Les dirigeants de cette gauche-là n’en sont pas à leur premier revirement en matière de sans-papiers. Rappelons simplement les premiers mois du gouvernement Mitterrand. Après des décennies de droite au pouvoir, la victoire du candidat de gauche a suscité de grands espoirs en 1981. D’autant que les premières mesures prises semblaient aller dans le bon sens. Notamment pour les sans-papiers : 130000 régularisations ont été obtenues (plus exactement, arrachées de haute lutte, suite aux mobilisations des années antérieures). C’était aussi l’époque de l’abolition de la peine de mort... Mais, peu après, la gauche au gouvernement se convertissait à l’austérité de droite, et allait s’engager dans « la lutte contre l’immigration clandestine », avec ce que cela signifie d’atteintes au regroupement familial, de persécutions policières, d’enfermement dans les camps de rétention, d’expulsions... Y compris de mesures contre les immigrés en situation régulière... Y compris contre les ouvriers d’origine maghrébine qui, dans l’automobile, ont osé ( !) faire grève sous un gouvernement de gauche et qui furent scandaleusement dénoncés par le premier ministre d’alors pour être manipulés par les intégristes musulmans... Déjà !

Il faut savoir tirer les leçons de ces expériences et des politiques menées par cette gauche « gouvernementaliste » : Le combat en faveur des couches populaires ne passe pas par une gestion respectueuse de cette société mais par un combat pour sa transformation radicale, un combat au centre duquel figure la défense inconditionnelle des plus vulnérables, des plus opprimés d’entre tous.

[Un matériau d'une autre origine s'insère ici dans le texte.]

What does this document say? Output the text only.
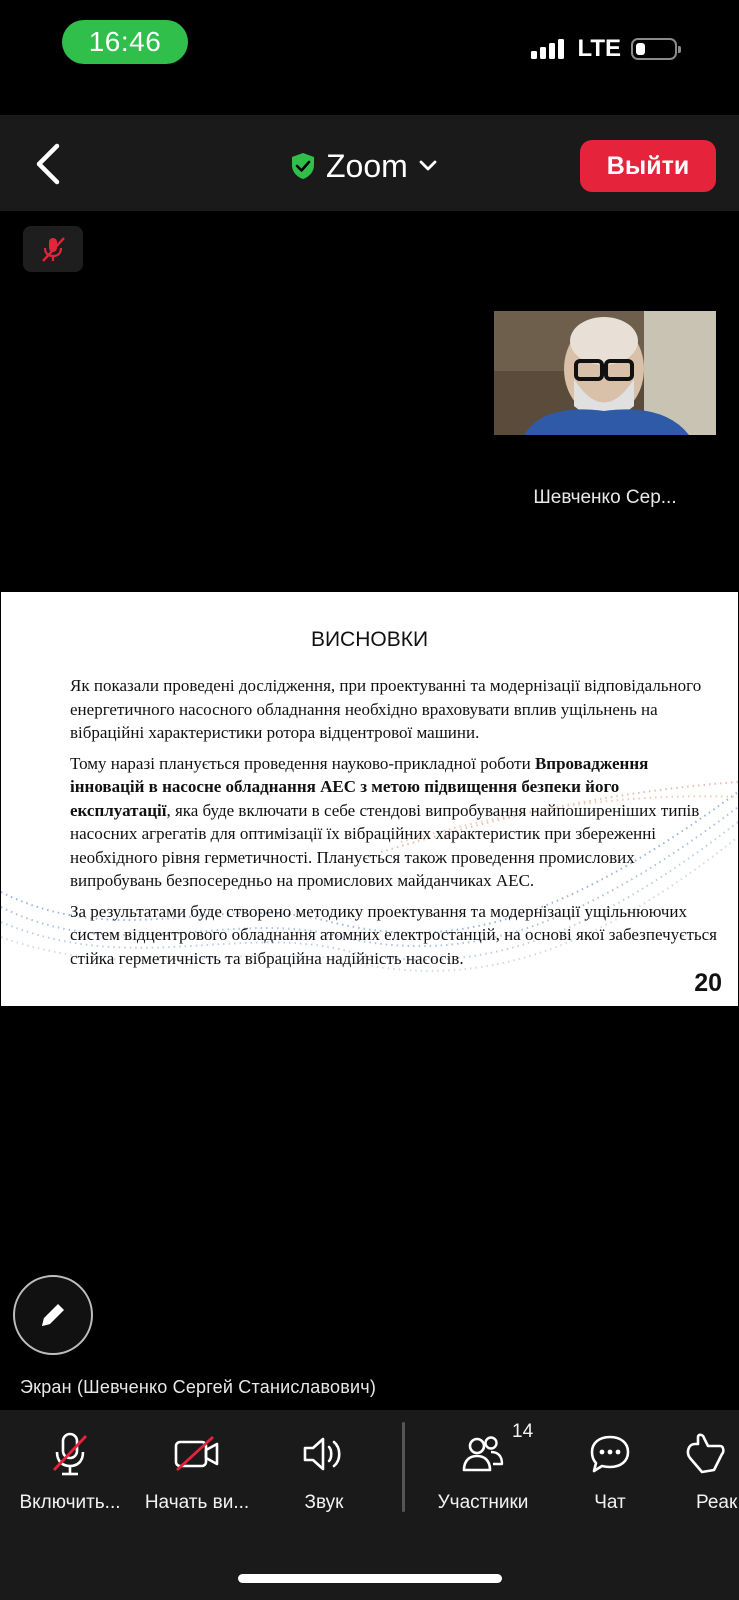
16:46	LTE
Zoom	Выйти
Шевченко Сер...
ВИСНОВКИ

Як показали проведені дослідження, при проектуванні та модернізації відповідального енергетичного насосного обладнання необхідно враховувати вплив ущільнень на вібраційні характеристики ротора відцентрової машини.

Тому наразі планується проведення науково-прикладної роботи Впровадження інновацій в насосне обладнання АЕС з метою підвищення безпеки його експлуатації, яка буде включати в себе стендові випробування найпоширеніших типів насосних агрегатів для оптимізації їх вібраційних характеристик при збереженні необхідного рівня герметичності. Планується також проведення промислових випробувань безпосередньо на промислових майданчиках АЕС.

За результатами буде створено методику проектування та модернізації ущільнюючих систем відцентрового обладнання атомних електростанцій, на основі якої забезпечується стійка герметичність та вібраційна надійність насосів.

20
Экран (Шевченко Сергей Станиславович)
Включить... Начать ви...	Звук	Участники
14
Чат	Реак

A l’approche de nouvelles échéances électorales, les sans-papiers semblent considérés par bon nombre de partis comme des trouble-fête qu’il convient de renvoyer dans leur « clandestinité »... Plus que jamais, la vigilance s’impose. Tous ceux qui les soutiennent - quels que soient leur engagement ou leur sensibilité politiques -doivent empêcher que leurs voix soient étouffées et se mobiliser pour populariser et élargir leurs luttes. En ce qui nous concerne, nous nous engageons à leur offrir une tribune et à soutenir activement leurs actions, sans distinction aucune, et au-delà des querelles intestines qui peuvent avoir lieu entre tel ou tel collectif et, y compris, à l’intérieur d’un même collectif. La lutte contre l’oppression est indivisible.

Aurélie Messaoudi-Lévy

Post-scriptum - Le MPE donnera la parole à des participants et animateurs de l’occupation de Saint-Denis en publiant prochainement sur son site les interviews qu’ils lui ont données.